According to the Russian newspaper Kommersant, Dmitry Korobov purloined the code and some of the company's "key algorithms" by downloading them with a type of software nicknamed "Arcadia," which housed the coded information. Korobov then attempted to sell the codes to a friend and colleague who worked at the electronic retailer NIX. Kommersant also reported that the former Yandex employee attempted it hock it on the dark net.
The punchline? The price Dorobov was willing to sell it for was millions upon millions of rubles lower than its actual cost, which is estimated somewhere near the $15 million USD mark.
"He was not even aware of the real value of the stolen intellection [intellectual] property," an unidentified source told Kommersant, adding that Korobov planned to use the money for his own startup.
Despite Korobov's underselling — and the actual worth of the data — the market for the codes was small enough that it made identifying the culprit an easy process.

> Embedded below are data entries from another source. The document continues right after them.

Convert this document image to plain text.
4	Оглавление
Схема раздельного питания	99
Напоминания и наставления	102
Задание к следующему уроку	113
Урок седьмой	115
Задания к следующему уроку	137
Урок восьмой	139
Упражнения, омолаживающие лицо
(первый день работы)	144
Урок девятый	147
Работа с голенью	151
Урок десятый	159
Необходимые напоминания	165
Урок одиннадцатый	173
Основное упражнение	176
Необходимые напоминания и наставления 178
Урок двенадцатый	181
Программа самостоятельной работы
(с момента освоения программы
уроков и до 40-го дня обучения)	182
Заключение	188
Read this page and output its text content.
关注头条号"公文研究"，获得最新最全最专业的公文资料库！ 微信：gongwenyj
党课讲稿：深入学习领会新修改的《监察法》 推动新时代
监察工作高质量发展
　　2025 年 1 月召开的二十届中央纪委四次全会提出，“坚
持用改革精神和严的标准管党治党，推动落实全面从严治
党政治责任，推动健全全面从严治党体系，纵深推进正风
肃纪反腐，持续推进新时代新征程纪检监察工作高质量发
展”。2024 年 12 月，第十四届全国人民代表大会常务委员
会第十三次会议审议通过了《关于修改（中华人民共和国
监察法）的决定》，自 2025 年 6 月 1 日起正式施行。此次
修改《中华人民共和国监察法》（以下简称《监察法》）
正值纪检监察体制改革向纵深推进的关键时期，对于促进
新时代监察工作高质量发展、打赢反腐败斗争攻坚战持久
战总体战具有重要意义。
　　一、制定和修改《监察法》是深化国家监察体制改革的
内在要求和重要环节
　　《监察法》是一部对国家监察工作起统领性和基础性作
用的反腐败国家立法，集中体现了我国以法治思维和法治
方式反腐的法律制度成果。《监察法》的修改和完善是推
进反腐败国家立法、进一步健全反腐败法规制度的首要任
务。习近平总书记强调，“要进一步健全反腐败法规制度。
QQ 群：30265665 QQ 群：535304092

"The market is small, and it would've been easy to single out the thief," Aleksey Lukatskiy, an Internet security analyst who works at Cisco, told ARS Technica.
The breach comes a year after a corporate hack on the company: Russian cyberthieves accessed the email passwords to more that 1.26 million user accounts — 90 percent of which were active — in a large credential dump and posted to the website Bitcoin Security in September 2014.
Korobov has been issued a suspended sentence of two years in prison by the Tushino District Court of Moscow.